L’euro et ses vices de conception créent entre les peuples concernés une solidarité de fait, un intérêt commun à agir – y compris pour les Allemands même s’ils risquent de ne s’en rendre compte que trop tard. La bataille pour l’hégémonie politique ne peut être gagnée dans un seul pays européen : elle doit être menée aussi, à l’occasion d’une crise (possiblement terminale) de la zone euro, sur la scène politique européenne qu’elle contribuera ainsi à construire. Certains des principes premiers de la construction européenne, comme ceux de subsidiarité et de géométrie variable, largement oubliés par la technocratie régnante depuis sa néo-libéralisation dans les années 1980, restent disponibles pour mener à bien cette bataille. Cela nécessite toutefois que certains États membres reprennent l’initiative en mobilisant les ressources politiques dont ils ont encore la maîtrise comme les politiques économique et fiscale. Dans cette perspective, l’émission d’une monnaie de crédit fiscal complémentaire à l’euro, en tant qu’outil de politique économique et fiscale, nous parait devoir jouer un rôle crucial – même s’il faudra sans doute éviter de l’appeler « monnaie » (cf. infra).

Monnaie (de crédit) fiscal(e) complémentaire : les principes essentiels

L’enjeu est donc de partir d’une rupture politique nationale pour montrer qu’on peut sortir de l’austérité et mener des politiques alternatives qui répondent aux besoins sociaux sans remettre en cause a priori l’unité de la zone euro. L’émission d’une monnaie de crédit fiscal complémentaire à l’euro bancaire permettra à un gouvernement progressiste national d’injecter de la liquidité de façon autonome, efficace et ciblée et par là même de réduire immédiatement sa dette flottante et à terme sa dette consolidée2. Elle est strictement conforme au principe de subsidiarité, car elle ne peut être émise dans l’union européenne que par des États membres qui seuls disposent d’un pouvoir fiscal propre et légitimé par un vote annuel du budget par leurs Parlements.

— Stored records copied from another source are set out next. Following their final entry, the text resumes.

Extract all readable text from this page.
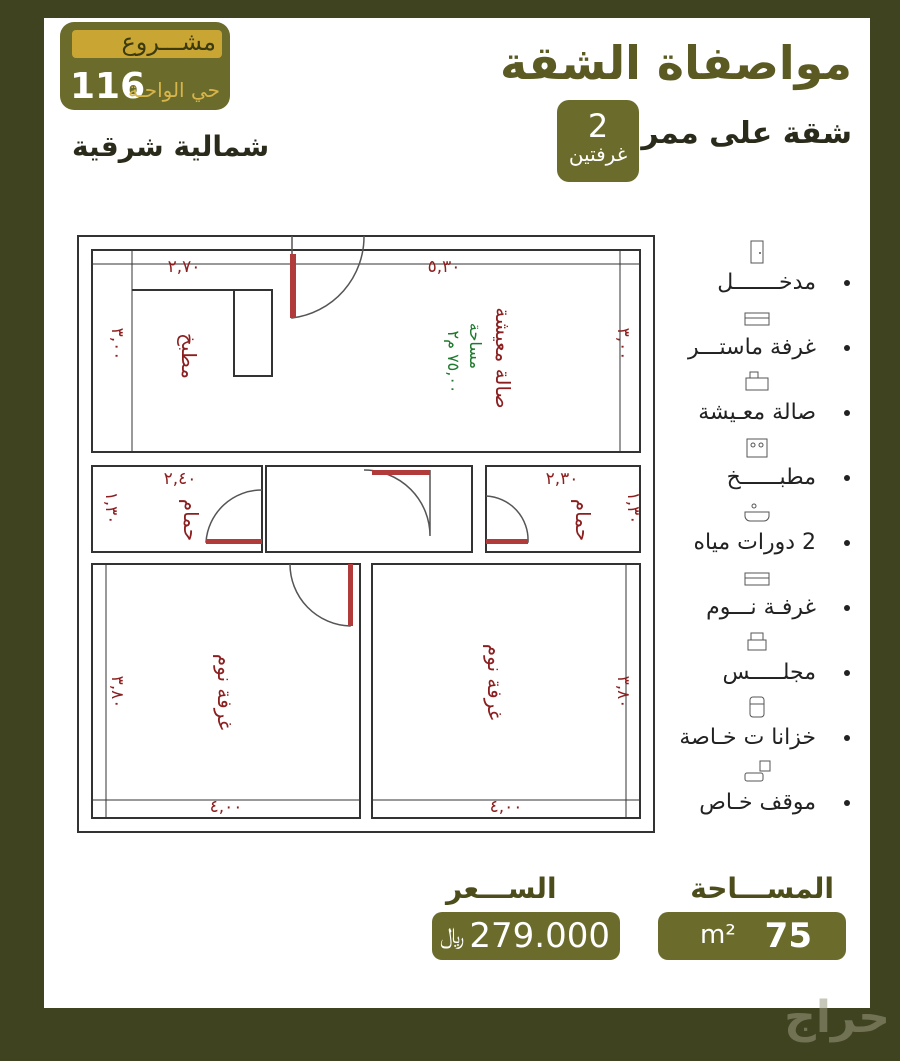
مشـــروع
116
حي الواحـة	مواصفاة الشقة
شقة على ممر
شمالية شرقية
2
غرفتين
٢,٧٠	٥,٣٠
٣,٠٠	٣,٠٠
٢,٤٠	٢,٣٠
١,٣٠	١,٣٠
٣,٨٠	٣,٨٠
٤,٠٠	٤,٠٠
مطبخ	صالة معيشة
حمام	حمام
غرفة نوم	غرفة نوم
مساحة
٧٥,٠٠ م٢
مدخـــــــل
غرفة ماستـــر
صالة معـيشة
مطبــــــخ
2 دورات مياه
غرفـة نـــوم
مجلـــــس
خزانا ت خـاصة
موقف خـاص
المســـاحة
الســـعر
m² 75
﷼ 279.000
حراج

Dans cette stratégie, l’euro est conservé en tant que monnaie commune de cours légal, mais est complété par un moyen de paiement national constitué de bons du Trésor de faible dénomination - de 5 à 50 euros - et de durée limitée mais renouvelable. Cette monnaie complémentaire peut aussi prendre la forme d’une monnaie électronique, gérée par le Trésor ou par une agence indépendante selon une application transparente. Adossée comme toute dette publique aux recettes fiscales à venir, cet instrument de paiement serait nommée euro-franc, euro-lire, euro-peseta, euro-escudo, etc., et maintenue à parité avec l’euro sans pour autant être librement convertible et négociable sur un marché des changes.

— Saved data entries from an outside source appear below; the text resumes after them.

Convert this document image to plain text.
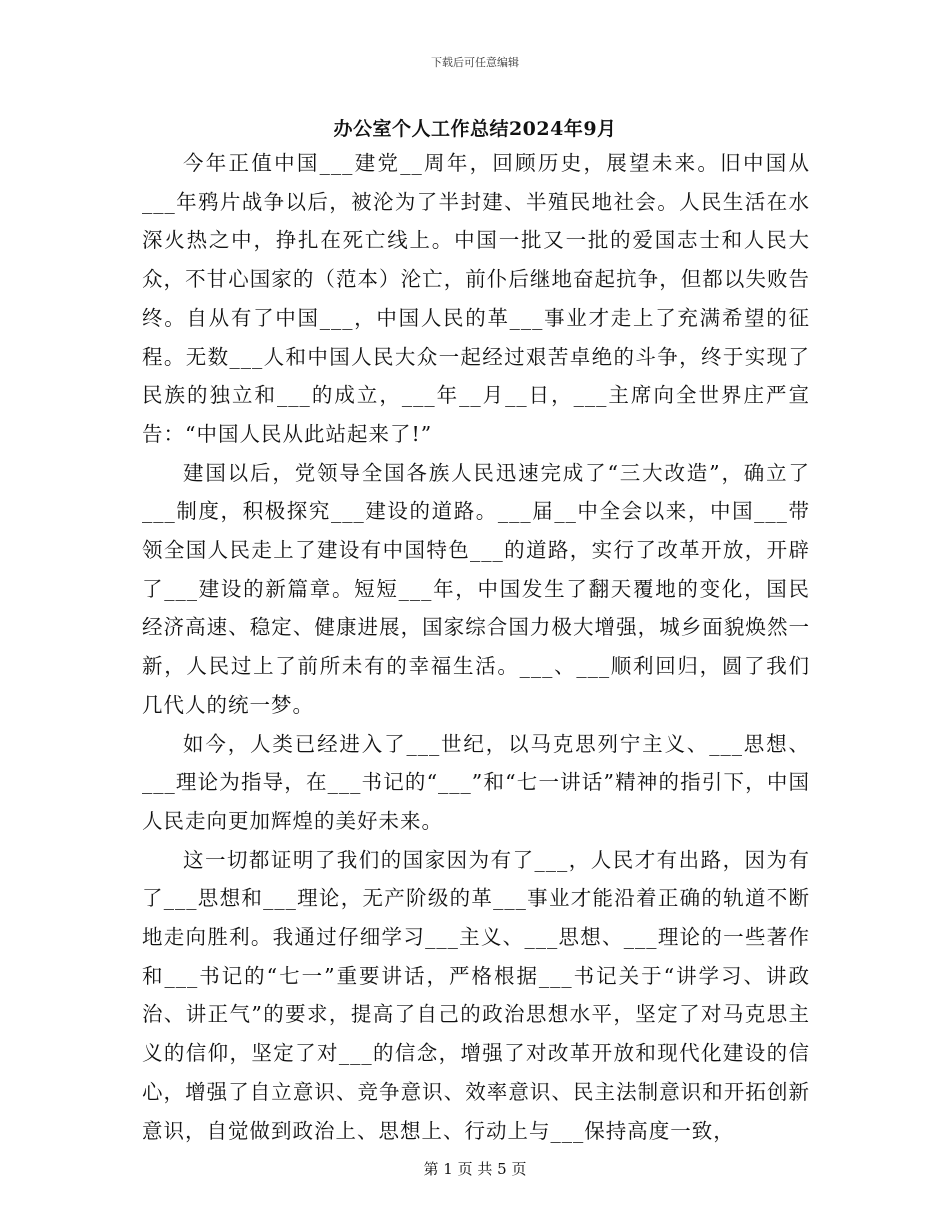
下载后可任意编辑
办公室个人工作总结2024年9月

今年正值中国___建党__周年，回顾历史，展望未来。旧中国从___年鸦片战争以后，被沦为了半封建、半殖民地社会。人民生活在水深火热之中，挣扎在死亡线上。中国一批又一批的爱国志士和人民大众，不甘心国家的（范本）沦亡，前仆后继地奋起抗争，但都以失败告终。自从有了中国___，中国人民的革___事业才走上了充满希望的征程。无数___人和中国人民大众一起经过艰苦卓绝的斗争，终于实现了民族的独立和___的成立，___年__月__日，___主席向全世界庄严宣告：“中国人民从此站起来了!”

建国以后，党领导全国各族人民迅速完成了“三大改造”，确立了___制度，积极探究___建设的道路。___届__中全会以来，中国___带领全国人民走上了建设有中国特色___的道路，实行了改革开放，开辟了___建设的新篇章。短短___年，中国发生了翻天覆地的变化，国民经济高速、稳定、健康进展，国家综合国力极大增强，城乡面貌焕然一新，人民过上了前所未有的幸福生活。___、___顺利回归，圆了我们几代人的统一梦。

如今，人类已经进入了___世纪，以马克思列宁主义、___思想、___理论为指导，在___书记的“___”和“七一讲话”精神的指引下，中国人民走向更加辉煌的美好未来。

这一切都证明了我们的国家因为有了___，人民才有出路，因为有了___思想和___理论，无产阶级的革___事业才能沿着正确的轨道不断地走向胜利。我通过仔细学习___主义、___思想、___理论的一些著作和___书记的“七一”重要讲话，严格根据___书记关于“讲学习、讲政治、讲正气”的要求，提高了自己的政治思想水平，坚定了对马克思主义的信仰，坚定了对___的信念，增强了对改革开放和现代化建设的信心，增强了自立意识、竞争意识、效率意识、民主法制意识和开拓创新意识，自觉做到政治上、思想上、行动上与___保持高度一致，

第 1 页 共 5 页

Il ne s’agit donc pas d’émettre une monnaie ayant cours légal, mais de proposer des titres de crédit à taux zéro destinés au règlement d’une part déterminée des salaires des fonctionnaires, des prestations sociales et des achats publics, dépenses qui sont de facto de la dette publique de court terme. Réciproquement l’État s’engage à accepter ces bons en paiement des impôts, à parité et au même titre que les euros émis par le système bancaire. C’est cette garantie qui assure pour l’essentiel l’acceptation sociale de la monnaie complémentaire en tant que moyen de paiement au niveau national, et le maintien de sa parité avec l’euro3.

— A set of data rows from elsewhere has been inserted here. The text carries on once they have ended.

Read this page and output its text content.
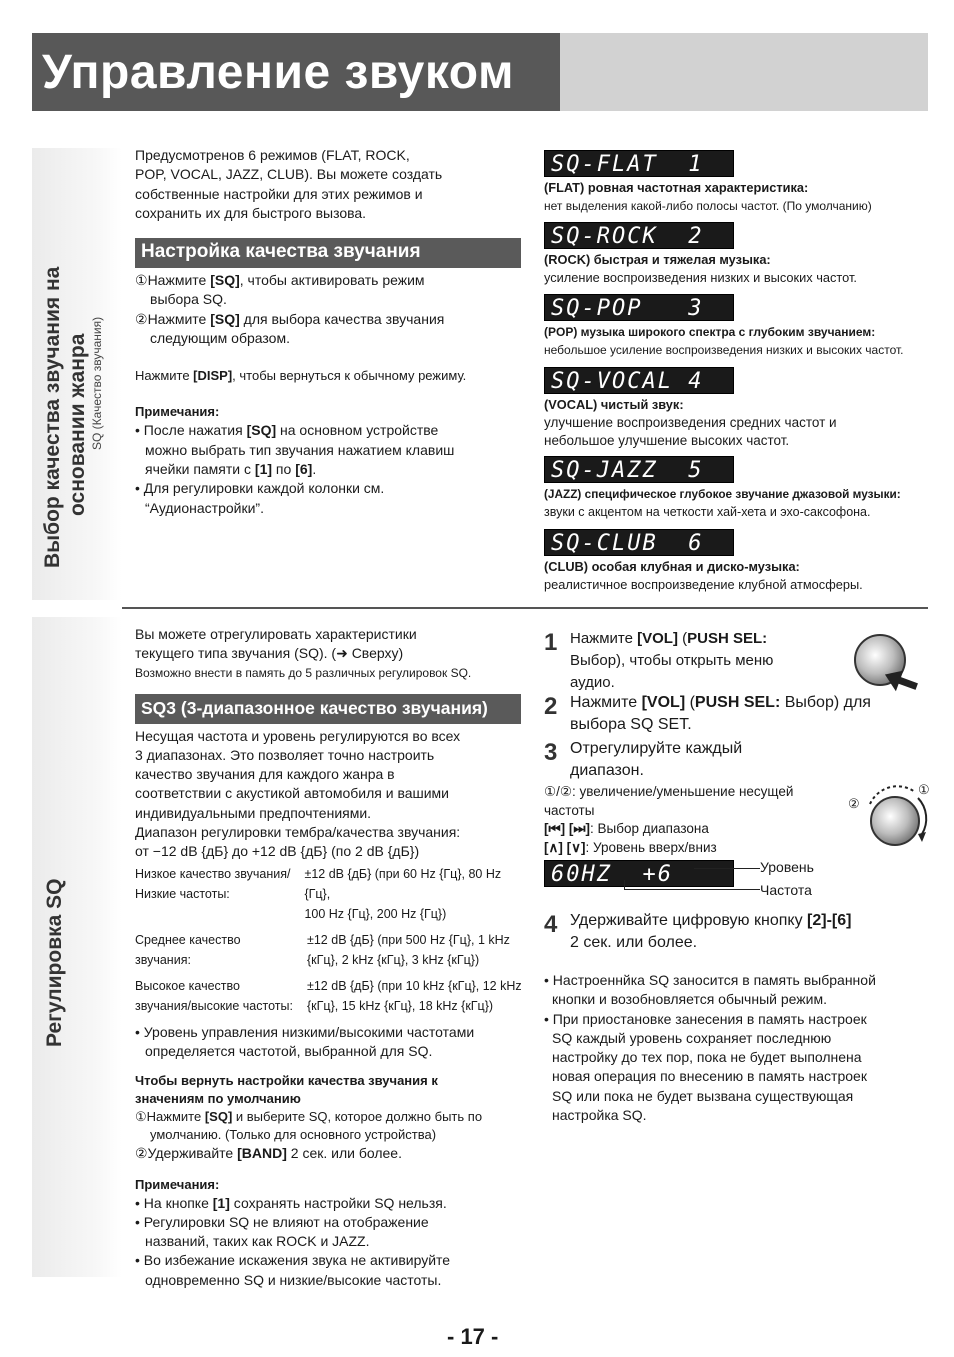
Управление звуком
Выбор качества звучания на основании жанра SQ (Качество звучания)
Предусмотренов 6 режимов (FLAT, ROCK,
POP, VOCAL, JAZZ, CLUB). Вы можете создать
собственные настройки для этих режимов и
сохранить их для быстрого вызова.
Настройка качества звучания
①Нажмите [SQ], чтобы активировать режим
выбора SQ.
②Нажмите [SQ] для выбора качества звучания
следующим образом.
Нажмите [DISP], чтобы вернуться к обычному режиму.
Примечания:
• После нажатия [SQ] на основном устройстве
можно выбрать тип звучания нажатием клавиш
ячейки памяти с [1] по [6].
• Для регулировки каждой колонки см.
“Аудионастройки”.
SQ-FLAT  1
(FLAT) ровная частотная характеристика:
нет выделения какой-либо полосы частот. (По умолчанию)
SQ-ROCK  2
(ROCK) быстрая и тяжелая музыка:
усиление воспроизведения низких и высоких частот.
SQ-POP   3
(POP) музыка широкого спектра с глубоким звучанием:
небольшое усиление воспроизведения низких и высоких частот.
SQ-VOCAL 4
(VOCAL) чистый звук:
улучшение воспроизведения средних частот и
небольшое улучшение высоких частот.
SQ-JAZZ  5
(JAZZ) специфическое глубокое звучание джазовой музыки:
звуки с акцентом на четкости хай-хета и эхо-саксофона.
SQ-CLUB  6
(CLUB) особая клубная и диско-музыка:
реалистичное воспроизведение клубной атмосферы.
Регулировка SQ
Вы можете отрегулировать характеристики
текущего типа звучания (SQ). (➜ Сверху)
Возможно внести в память до 5 различных регулировок SQ.
SQ3 (3-диапазонное качество звучания)
Несущая частота и уровень регулируются во всех
3 диапазонах. Это позволяет точно настроить
качество звучания для каждого жанра в
соответствии с акустикой автомобиля и вашими
индивидуальными предпочтениями.
Диапазон регулировки тембра/качества звучания:
от −12 dB {дБ} до +12 dB {дБ} (по 2 dB {дБ})
Низкое качество звучания/
Низкие частоты:
±12 dB {дБ} (при 60 Hz {Гц}, 80 Hz {Гц},
100 Hz {Гц}, 200 Hz {Гц})
Среднее качество
звучания:
±12 dB {дБ} (при 500 Hz {Гц}, 1 kHz
{кГц}, 2 kHz {кГц}, 3 kHz {кГц})
Высокое качество
звучания/высокие частоты:
±12 dB {дБ} (при 10 kHz {кГц}, 12 kHz
{кГц}, 15 kHz {кГц}, 18 kHz {кГц})
• Уровень управления низкими/высокими частотами
определяется частотой, выбранной для SQ.
Чтобы вернуть настройки качества звучания к
значениям по умолчанию
①Нажмите [SQ] и выберите SQ, которое должно быть по
умолчанию. (Только для основного устройства)
②Удерживайте [BAND] 2 сек. или более.
Примечания:
• На кнопке [1] сохранять настройки SQ нельзя.
• Регулировки SQ не влияют на отображение
названий, таких как ROCK и JAZZ.
• Во избежание искажения звука не активируйте
одновременно SQ и низкие/высокие частоты.
1 Нажмите [VOL] (PUSH SEL:
Выбор), чтобы открыть меню
аудио.
2 Нажмите [VOL] (PUSH SEL: Выбор) для
выбора SQ SET.
3 Отрегулируйте каждый
диапазон.
①/②: увеличение/уменьшение несущей
частоты
[⏮] [⏭]: Выбор диапазона
[∧] [∨]: Уровень вверх/вниз
②
①
60HZ  +6	Уровень
Частота
4 Удерживайте цифровую кнопку [2]-[6]
2 сек. или более.
• Настроеннйка SQ заносится в память выбранной
кнопки и возобновляется обычный режим.
• При приостановке занесения в память настроек
SQ каждый уровень сохраняет последнюю
настройку до тех пор, пока не будет выполнена
новая операция по внесению в память настроек
SQ или пока не будет вызвана существующая
настройка SQ.
- 17 -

La parité avec l’euro, ancrée dans la garantie de l’État, est une condition essentielle pour deux raisons. D’une part, elle renforce la confiance dans la monnaie complémentaire et bloque les anticipations inflationnistes. D’autre part – et par là-même – elle crédibilise auprès des peuples européens la stratégie affichée de lutte pour une réforme coopérative de l’euro, et rend plus difficile les tentatives d’étranglement par les institutions européennes du type de celui utilisé par la BCE en Grèce en juin-juillet 2015 (par asséchement du pays en liquidité). En revanche, créer une monnaie complémentaire convertible risquant d’être immédiatement dévaluée, signalerait d’emblée la possibilité d’une sortie, enclencherait des anticipations négatives, provoquerait une spéculation, de nouvelles dévaluations et in fine la sortie ; c’était d’ailleurs un scénario étudié par Schaüble et la BCE en 2015 en vue de préparer un Grexit4.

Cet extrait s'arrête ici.